Now, we turn to investigate the electro-optical properties of the resonant ${\mathrm{Sb}}_2{\mathrm{S}}_3$-LN metasurface. As shown in the Figure 5a, we now add a pair of Au electrodes at the side of the ${\mathrm{Sb}}_2{\mathrm{S}}_3$ grating (electrical isolation between the electrodes and phase change material can be realized with an insulator layer when necessary). The length along the y direction of the ${\mathrm{Sb}}_2{\mathrm{S}}_3$ grating is set as L = 10 $\mathsf{\mu }$m, which is much larger than that of the resonant wavelength (it is regard as infinite in the y direction in simulations for simplicity). To demonstrate the super reconfiguration ability of the proposed structure, we first tune the resonant wavelength as an example of rewriting the ${\mathrm{Sb}}_2{\mathrm{S}}_3$ grating by varying the period from $\mathrm{P}$ = 800 nm to $\mathrm{P}$ = 650 nm, with f = 0.5, $\eta$ = 0.2 (the high Q parameters), and other parameters are same with that of in Figure 1. As we rewrite the period to be $\mathrm{P}$ = 650 nm, the resonance wavelength moves from 1532.564 nm to 1293.682 nm, as shown in Figure 5b. We next add gate voltage from the electrode in x-direction of the LN for dynamic electro-optical tuning, and thus the change of $n_o$ along with the voltage can be described that [69]:

$$n_o^{{}^{\prime }}=n_o-\frac{1}{2}{r}_{22}{n_o}^3{E}_{0y}$$

(5)

where $r_{22}=6.8$ pm/V is the electro-optic coefficient of LN and $E_{0y}$ is the electric field applied to the LN layer (along with the Y axis of LN).

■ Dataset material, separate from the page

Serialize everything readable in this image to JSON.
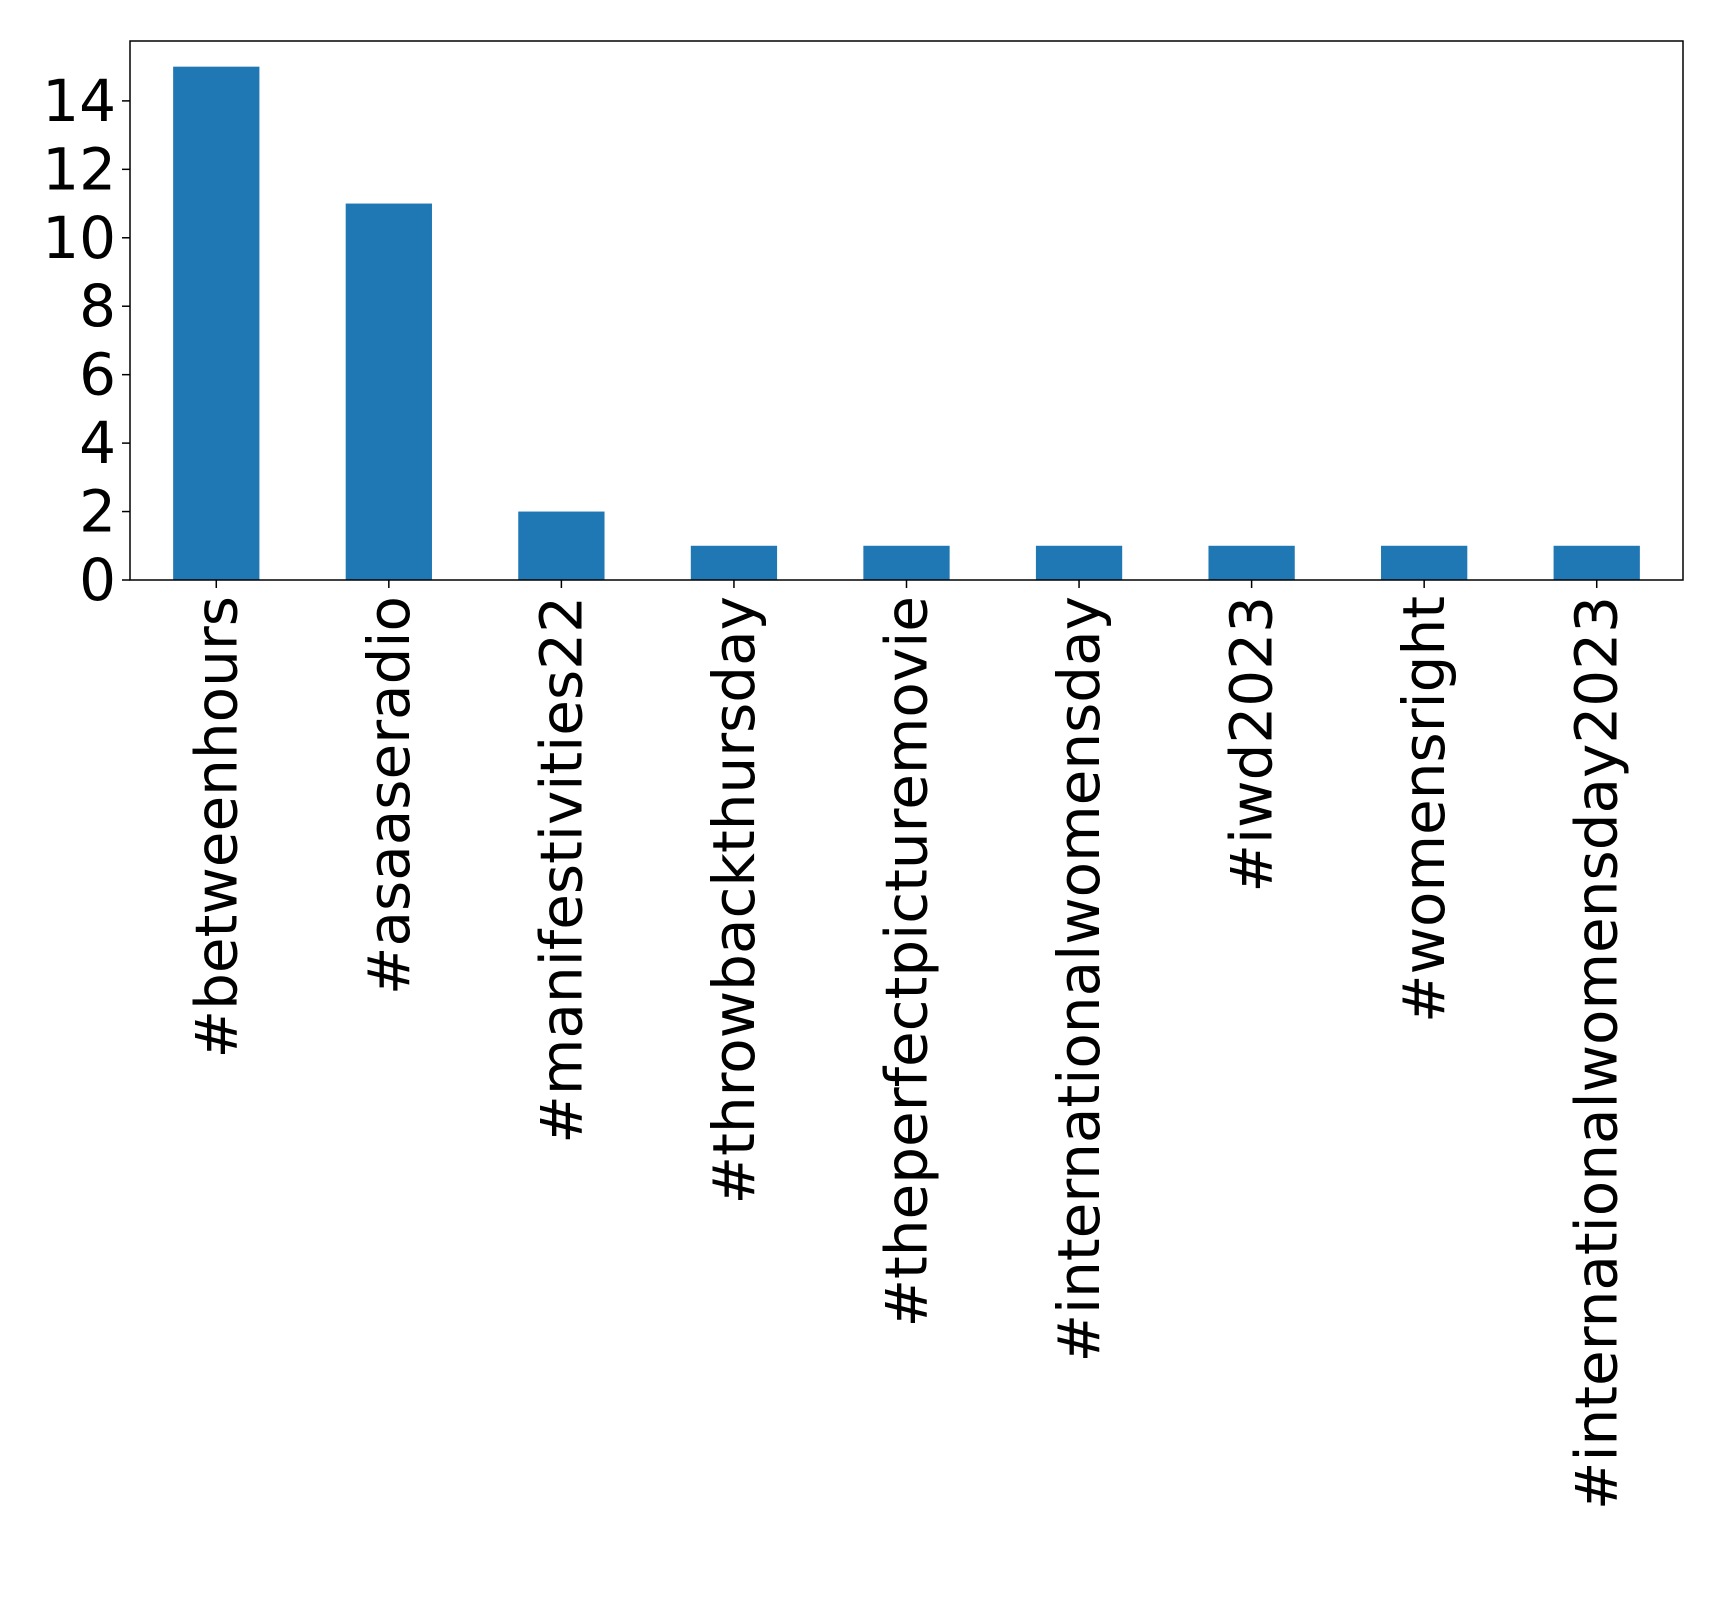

As we add different gate voltages, $n_o$ will vary along with the gate voltage (see the Supplementary Information Figure S5), and thus we can tune the reflection spectra of the ${\mathrm{Sb}}_2{\mathrm{S}}_3$-LN metasurface with the electric signal. As shown in the Figure 5c, with the gate voltage increases from 0 V to 200 V, the resonant wavelength shifts from 1293.682 nm to 1293.358 nm, while maintaining 100% reflection. Such a shift is 2.79 times larger than the FWHM of the resonance and thus enough to induce vivid change of the optical spectra. It should be mentioned that for a larger electro-optic coefficient of $r_{33}=33$ pm/V, the gate voltage will be much lower for the same effects.

3. Conclusions

In summary, we have demonstrated a type of resonant ${\mathrm{Sb}}_2{\mathrm{S}}_3$-LN metasurface and shown its promising applications in active nanophotonics. The proposed structure includes a subwavelength grating layer composed of low-loss phase change material ${\mathrm{Sb}}_2{\mathrm{S}}_3$ and a waveguide layer composed of LN. We can deposit the phase change material ${\mathrm{Sb}}_2{\mathrm{S}}_3$ on LN, and then use customized laser pulses to realize the required structure [36] (e.g., the grating structure), which overcomes the difficulty of processing of LN in nanoscale. Numerical simulations indicate that the resonant metasurface shows considerable nonlinear and electro-optic effects. In addition, the optical spectra can be continuously adjusted with lithography-free method, as the different duty cycle and the crystalline fraction can be achieved by the laser or ion beam. Other methods, such as electrothermal switching [15,35], could also be applied to induce the crystallization and amorphization of phase change materials.The optical switching of chalcogenide phase change materials can be realized at the nanosecond scale and previous work has demonstrated tuning of phase change optical devices at the speed of tens of MHz [17]. For the practical application of our proposed device, the patterns in the phase change material will be fixed unless one wants to rewrite the structure to change its working wavelength. And the dynamic electro-optical modulation or nonlinear effects can be realized by the LN, whose intrinsic response can be as fast as $\sim fs$ and previous work has demonstrated LN modulators up to 100 GHz [50]. Represented by ${\mathrm{Sb}}_2{\mathrm{S}}_3$, other ultra-low loss of PCMs in the near infrared, such as ${\mathrm{Sb}}_2{\mathrm{Se}}_3$ [40] or ${\mathrm{Ge}}_2{\mathrm{Sb}}_2{\mathrm{Se}}_4{\mathrm{Te}}_1$ (GSST) [70], can also be applied to combining with LN, makes it possible to realize a new family of high Q resonant metasurfaces for active nanophotonic devices with widespread applications including optical switches, light modulation, dynamic beam steering, optical phased array, optical artificial network and so on.